MCR 801(d)(1)(C) states that a statement is not hearsay if the declarant testifies at trial and is
subject to cross-examination, and the statement is “one of identification of a person made after
perceiving the person.” See People v Malone, 445 Mich 369, 389-390; 518 NW2d 418 (1994).
Defendant Harris attempts to distinguish this rule by arguing that the victim’s statements
concerned an identification of clothing, rather than a person. However, in this case, we believe
that the victim’s statements were sufficiently part of his identification to qualify as non-hearsay.

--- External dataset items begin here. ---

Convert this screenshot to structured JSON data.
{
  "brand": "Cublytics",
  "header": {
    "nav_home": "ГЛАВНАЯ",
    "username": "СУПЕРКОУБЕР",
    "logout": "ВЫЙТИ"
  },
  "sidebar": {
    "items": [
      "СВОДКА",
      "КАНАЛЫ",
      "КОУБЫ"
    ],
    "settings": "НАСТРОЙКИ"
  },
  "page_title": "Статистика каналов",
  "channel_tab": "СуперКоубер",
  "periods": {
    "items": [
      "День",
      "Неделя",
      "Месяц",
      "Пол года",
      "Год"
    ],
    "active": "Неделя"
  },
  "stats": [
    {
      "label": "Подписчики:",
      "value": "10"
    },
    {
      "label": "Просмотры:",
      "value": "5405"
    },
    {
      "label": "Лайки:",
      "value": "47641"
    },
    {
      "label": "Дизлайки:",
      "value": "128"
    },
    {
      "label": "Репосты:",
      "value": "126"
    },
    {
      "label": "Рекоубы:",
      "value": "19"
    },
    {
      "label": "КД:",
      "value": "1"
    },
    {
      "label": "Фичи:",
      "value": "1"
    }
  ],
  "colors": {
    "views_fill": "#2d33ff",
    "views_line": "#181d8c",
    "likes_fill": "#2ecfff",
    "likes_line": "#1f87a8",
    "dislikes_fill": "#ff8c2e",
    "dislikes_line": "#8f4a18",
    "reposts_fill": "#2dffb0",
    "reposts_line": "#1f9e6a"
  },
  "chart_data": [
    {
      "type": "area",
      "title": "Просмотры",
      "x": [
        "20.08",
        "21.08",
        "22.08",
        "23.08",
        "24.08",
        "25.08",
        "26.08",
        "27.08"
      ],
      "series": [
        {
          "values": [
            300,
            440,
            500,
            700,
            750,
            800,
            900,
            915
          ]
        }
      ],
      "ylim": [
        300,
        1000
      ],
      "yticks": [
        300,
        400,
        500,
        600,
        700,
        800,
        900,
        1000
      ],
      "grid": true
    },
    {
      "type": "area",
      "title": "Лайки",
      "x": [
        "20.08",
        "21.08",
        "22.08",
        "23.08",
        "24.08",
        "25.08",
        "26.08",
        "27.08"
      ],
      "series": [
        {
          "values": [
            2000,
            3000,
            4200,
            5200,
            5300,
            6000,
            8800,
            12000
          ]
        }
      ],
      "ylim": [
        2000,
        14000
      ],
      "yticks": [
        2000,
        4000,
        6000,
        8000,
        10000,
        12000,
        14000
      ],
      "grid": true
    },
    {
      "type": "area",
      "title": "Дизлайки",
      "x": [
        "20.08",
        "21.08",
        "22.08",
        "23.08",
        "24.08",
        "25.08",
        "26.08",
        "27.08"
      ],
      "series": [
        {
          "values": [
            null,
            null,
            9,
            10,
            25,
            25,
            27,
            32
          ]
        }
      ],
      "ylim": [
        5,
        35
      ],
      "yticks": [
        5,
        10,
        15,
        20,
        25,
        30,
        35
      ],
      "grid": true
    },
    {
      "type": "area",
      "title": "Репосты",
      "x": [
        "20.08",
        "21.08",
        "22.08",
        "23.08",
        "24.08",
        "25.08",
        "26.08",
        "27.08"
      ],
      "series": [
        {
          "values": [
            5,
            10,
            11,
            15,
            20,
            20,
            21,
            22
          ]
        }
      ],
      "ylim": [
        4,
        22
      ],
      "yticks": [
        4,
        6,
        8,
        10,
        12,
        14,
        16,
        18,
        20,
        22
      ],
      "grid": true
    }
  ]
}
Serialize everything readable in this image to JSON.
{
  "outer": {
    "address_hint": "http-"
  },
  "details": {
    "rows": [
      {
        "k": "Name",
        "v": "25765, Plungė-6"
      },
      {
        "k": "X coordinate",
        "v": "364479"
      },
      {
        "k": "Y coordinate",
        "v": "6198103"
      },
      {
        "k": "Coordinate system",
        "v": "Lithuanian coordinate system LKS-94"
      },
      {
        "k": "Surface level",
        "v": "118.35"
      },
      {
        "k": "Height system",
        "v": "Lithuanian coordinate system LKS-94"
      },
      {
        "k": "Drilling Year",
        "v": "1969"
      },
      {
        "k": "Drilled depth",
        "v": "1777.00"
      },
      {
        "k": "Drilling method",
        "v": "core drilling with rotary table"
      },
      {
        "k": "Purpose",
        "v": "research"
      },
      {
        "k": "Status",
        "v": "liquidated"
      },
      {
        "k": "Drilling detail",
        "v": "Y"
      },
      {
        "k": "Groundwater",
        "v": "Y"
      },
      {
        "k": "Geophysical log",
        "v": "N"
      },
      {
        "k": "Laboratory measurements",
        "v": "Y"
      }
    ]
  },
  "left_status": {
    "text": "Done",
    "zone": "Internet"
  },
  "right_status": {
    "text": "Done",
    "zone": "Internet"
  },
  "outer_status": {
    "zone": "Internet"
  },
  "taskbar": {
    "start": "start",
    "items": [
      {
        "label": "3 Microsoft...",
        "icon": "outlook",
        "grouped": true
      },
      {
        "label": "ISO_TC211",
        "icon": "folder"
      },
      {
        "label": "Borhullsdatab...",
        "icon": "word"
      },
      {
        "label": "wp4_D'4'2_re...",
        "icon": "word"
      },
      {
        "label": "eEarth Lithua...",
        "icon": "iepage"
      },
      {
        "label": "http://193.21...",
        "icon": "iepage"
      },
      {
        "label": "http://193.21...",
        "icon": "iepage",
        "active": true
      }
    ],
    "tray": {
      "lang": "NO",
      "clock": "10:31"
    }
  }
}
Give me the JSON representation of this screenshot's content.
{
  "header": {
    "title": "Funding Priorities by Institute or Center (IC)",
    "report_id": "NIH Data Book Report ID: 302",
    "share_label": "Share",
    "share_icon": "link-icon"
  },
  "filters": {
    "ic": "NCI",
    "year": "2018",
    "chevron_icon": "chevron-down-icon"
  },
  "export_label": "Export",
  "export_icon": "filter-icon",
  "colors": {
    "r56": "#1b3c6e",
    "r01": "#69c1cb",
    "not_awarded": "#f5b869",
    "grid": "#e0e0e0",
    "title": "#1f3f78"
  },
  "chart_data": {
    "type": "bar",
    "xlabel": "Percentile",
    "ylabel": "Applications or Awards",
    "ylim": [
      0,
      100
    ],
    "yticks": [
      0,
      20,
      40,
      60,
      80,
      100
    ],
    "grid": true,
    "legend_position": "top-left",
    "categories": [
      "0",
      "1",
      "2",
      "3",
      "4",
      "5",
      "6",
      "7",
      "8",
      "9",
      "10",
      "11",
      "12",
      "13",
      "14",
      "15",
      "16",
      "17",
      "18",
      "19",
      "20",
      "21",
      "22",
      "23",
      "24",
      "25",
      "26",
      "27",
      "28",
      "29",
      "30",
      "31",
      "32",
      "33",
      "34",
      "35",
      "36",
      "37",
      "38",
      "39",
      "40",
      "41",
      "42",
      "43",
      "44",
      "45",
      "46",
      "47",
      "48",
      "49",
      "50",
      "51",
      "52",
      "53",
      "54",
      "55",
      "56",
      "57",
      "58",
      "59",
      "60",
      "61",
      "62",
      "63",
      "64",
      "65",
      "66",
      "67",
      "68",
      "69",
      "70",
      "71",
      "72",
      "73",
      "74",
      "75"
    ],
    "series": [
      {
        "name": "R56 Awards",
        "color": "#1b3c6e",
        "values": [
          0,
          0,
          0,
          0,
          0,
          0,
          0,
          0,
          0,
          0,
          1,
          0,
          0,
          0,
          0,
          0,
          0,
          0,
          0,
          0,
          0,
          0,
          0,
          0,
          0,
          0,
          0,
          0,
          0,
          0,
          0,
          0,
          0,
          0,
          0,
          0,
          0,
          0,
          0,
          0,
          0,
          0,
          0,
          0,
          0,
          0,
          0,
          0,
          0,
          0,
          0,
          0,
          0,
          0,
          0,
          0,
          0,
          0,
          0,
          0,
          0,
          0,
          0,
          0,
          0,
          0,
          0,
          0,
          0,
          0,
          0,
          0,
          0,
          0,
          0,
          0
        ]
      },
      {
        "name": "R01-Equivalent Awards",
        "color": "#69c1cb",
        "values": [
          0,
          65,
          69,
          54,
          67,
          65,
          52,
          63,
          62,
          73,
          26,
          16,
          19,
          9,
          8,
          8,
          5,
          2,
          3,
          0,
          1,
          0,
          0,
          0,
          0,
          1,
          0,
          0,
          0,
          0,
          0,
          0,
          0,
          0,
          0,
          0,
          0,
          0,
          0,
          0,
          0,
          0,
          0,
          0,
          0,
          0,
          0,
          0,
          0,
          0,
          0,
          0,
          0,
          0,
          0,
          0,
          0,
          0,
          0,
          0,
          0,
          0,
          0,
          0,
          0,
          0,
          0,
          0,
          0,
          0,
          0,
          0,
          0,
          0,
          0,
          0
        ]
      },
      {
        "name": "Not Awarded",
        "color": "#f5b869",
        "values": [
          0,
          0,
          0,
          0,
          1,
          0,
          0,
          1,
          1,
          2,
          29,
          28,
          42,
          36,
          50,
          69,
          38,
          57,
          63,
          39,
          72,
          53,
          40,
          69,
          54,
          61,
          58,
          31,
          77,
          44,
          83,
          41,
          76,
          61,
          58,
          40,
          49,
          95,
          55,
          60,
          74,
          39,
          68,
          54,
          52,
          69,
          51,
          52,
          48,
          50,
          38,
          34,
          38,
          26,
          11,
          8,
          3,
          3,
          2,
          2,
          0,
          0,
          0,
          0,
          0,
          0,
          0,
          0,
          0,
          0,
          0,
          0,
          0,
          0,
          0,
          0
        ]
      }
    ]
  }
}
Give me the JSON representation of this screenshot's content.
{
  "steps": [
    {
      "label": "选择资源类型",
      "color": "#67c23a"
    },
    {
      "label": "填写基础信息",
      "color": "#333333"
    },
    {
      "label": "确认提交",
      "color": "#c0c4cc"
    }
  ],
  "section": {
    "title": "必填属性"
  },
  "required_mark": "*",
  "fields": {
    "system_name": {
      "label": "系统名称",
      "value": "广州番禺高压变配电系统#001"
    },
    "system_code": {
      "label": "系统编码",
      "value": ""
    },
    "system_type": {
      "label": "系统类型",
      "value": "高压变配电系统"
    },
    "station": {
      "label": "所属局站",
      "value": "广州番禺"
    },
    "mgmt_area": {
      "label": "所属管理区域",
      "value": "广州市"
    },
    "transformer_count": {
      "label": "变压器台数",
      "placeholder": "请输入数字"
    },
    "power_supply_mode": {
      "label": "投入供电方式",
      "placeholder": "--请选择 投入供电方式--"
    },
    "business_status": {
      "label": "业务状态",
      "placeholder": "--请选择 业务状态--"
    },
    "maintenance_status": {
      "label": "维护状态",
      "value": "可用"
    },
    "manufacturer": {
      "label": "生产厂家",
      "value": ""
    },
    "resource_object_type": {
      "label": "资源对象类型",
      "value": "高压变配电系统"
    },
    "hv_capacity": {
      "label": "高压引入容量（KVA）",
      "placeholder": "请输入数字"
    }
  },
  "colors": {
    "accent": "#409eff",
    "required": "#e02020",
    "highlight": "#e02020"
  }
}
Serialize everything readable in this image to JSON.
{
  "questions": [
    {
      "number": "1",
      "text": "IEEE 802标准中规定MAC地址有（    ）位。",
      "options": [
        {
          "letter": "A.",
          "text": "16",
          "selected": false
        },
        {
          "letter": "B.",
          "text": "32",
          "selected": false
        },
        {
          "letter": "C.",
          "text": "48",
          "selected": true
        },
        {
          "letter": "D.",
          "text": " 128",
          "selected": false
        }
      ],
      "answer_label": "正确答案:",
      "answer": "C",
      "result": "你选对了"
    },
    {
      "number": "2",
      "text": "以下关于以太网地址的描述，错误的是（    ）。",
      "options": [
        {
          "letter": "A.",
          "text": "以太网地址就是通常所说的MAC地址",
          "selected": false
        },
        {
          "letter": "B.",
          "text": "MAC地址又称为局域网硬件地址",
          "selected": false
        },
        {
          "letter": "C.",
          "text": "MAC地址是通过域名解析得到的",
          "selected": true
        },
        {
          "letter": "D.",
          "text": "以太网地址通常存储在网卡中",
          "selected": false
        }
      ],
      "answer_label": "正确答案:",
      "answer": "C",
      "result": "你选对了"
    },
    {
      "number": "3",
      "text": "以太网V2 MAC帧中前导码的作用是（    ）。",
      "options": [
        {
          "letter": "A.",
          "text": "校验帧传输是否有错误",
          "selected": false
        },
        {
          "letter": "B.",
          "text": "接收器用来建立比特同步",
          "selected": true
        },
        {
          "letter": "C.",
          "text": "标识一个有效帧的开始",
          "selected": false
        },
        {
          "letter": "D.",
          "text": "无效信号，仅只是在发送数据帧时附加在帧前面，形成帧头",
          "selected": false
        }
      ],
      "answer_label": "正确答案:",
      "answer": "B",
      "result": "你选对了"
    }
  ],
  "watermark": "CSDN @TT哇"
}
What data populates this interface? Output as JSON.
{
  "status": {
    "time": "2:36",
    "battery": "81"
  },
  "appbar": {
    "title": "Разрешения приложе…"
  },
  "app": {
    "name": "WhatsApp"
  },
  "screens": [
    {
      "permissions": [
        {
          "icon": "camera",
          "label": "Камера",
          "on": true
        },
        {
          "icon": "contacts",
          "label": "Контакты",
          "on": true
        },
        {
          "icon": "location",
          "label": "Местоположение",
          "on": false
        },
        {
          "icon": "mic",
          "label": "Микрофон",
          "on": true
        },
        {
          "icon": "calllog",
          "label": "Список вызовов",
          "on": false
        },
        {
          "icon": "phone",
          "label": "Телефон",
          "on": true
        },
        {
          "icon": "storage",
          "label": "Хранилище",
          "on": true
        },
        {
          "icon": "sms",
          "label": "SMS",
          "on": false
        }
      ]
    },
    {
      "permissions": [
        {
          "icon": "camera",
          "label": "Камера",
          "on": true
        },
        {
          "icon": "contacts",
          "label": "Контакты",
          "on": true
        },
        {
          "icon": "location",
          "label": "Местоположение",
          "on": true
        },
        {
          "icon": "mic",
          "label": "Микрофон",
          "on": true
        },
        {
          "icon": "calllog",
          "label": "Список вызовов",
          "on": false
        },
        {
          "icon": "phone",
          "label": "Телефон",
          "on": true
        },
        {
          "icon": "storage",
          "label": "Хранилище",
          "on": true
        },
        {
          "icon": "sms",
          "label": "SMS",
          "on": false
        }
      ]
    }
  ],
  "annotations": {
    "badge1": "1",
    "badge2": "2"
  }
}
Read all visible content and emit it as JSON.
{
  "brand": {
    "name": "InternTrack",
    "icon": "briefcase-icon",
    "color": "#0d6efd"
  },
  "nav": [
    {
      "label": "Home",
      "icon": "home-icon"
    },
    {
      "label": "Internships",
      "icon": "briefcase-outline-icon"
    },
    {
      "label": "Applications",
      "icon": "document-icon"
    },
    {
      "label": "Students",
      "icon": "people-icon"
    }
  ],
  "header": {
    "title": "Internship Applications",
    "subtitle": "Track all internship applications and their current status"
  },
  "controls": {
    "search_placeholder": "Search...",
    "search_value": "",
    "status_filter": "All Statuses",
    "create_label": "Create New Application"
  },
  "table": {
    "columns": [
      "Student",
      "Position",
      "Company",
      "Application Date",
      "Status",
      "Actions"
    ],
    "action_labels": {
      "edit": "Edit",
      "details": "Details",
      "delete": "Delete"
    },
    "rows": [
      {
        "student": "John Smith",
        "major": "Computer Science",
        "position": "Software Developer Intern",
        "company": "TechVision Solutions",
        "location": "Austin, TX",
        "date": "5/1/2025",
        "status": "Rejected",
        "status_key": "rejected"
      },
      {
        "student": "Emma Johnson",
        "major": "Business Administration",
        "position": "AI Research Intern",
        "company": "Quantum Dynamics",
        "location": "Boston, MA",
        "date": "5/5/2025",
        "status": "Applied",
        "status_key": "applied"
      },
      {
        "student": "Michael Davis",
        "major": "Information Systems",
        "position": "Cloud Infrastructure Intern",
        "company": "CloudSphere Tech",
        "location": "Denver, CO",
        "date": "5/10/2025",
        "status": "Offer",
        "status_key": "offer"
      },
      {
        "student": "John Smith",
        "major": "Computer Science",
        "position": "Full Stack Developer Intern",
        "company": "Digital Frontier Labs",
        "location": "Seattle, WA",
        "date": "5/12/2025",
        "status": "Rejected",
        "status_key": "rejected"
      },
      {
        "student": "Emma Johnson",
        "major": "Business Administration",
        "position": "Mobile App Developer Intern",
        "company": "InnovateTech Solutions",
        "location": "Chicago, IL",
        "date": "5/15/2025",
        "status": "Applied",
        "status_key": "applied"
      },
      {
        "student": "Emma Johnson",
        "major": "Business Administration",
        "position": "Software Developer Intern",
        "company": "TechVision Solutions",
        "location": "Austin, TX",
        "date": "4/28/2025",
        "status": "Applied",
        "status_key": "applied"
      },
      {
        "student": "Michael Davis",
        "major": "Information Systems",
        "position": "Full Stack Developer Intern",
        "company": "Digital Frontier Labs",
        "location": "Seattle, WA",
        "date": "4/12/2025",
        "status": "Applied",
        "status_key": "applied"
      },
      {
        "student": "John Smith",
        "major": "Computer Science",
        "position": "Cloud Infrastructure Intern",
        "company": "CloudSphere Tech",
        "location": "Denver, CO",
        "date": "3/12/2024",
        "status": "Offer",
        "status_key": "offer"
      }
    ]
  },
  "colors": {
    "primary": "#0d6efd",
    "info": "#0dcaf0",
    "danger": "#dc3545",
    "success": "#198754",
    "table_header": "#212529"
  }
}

MCR 801(d)(1)(C). Consequently, the trial court did not abuse its discretion in admitting the
statements.3
Finally, defendant Harris argues that his sentence was invalid because the trial court
altered the maximum term of his sentence to 202 months’ imprisonment, without holding a
hearing. The trial court initially sentenced defendant Harris to a maximum term of life
imprisonment.4 Without question, defendant Harris’ initial maximum sentence of life
imprisonment violated MCL 769.9(2), which provides that the “court shall not impose a sentence
in which the maximum penalty is life imprisonment with a minimum for a term of years included
in the same sentence.” However, following the alteration, defendant Harris’ judgment of
sentence complied with MCL 769.9(2). Moreover, the trial court stated on the record that it
intended to sentence defendant Harris within the legislative sentencing guidelines and cited the
specific reasons for the sentence imposed. Because defendant Harris’ sentence was within the
legislative sentencing guidelines, the trial court articulated its reasons for the sentence on the
record, and the altered sentence had the same minimum term and a more lenient maximum term,
we believe that a remand is unnecessary and would be a waste of judicial resources. We
conclude that the judgment of sentence is valid.
Affirmed.
/s/ Donald E. Holbrook, Jr.
/s/ Brian K. Zahra
/s/ Donald S. Owens
3
Even if we were to conclude that the statements were improperly admitted as hearsay, we
would nevertheless conclude that the erroneous admission of the statements was harmless error
because the victim testified consistently with the statements.
4
The trial court did not alter defendant’s minimum sentence of 135 months’ imprisonment.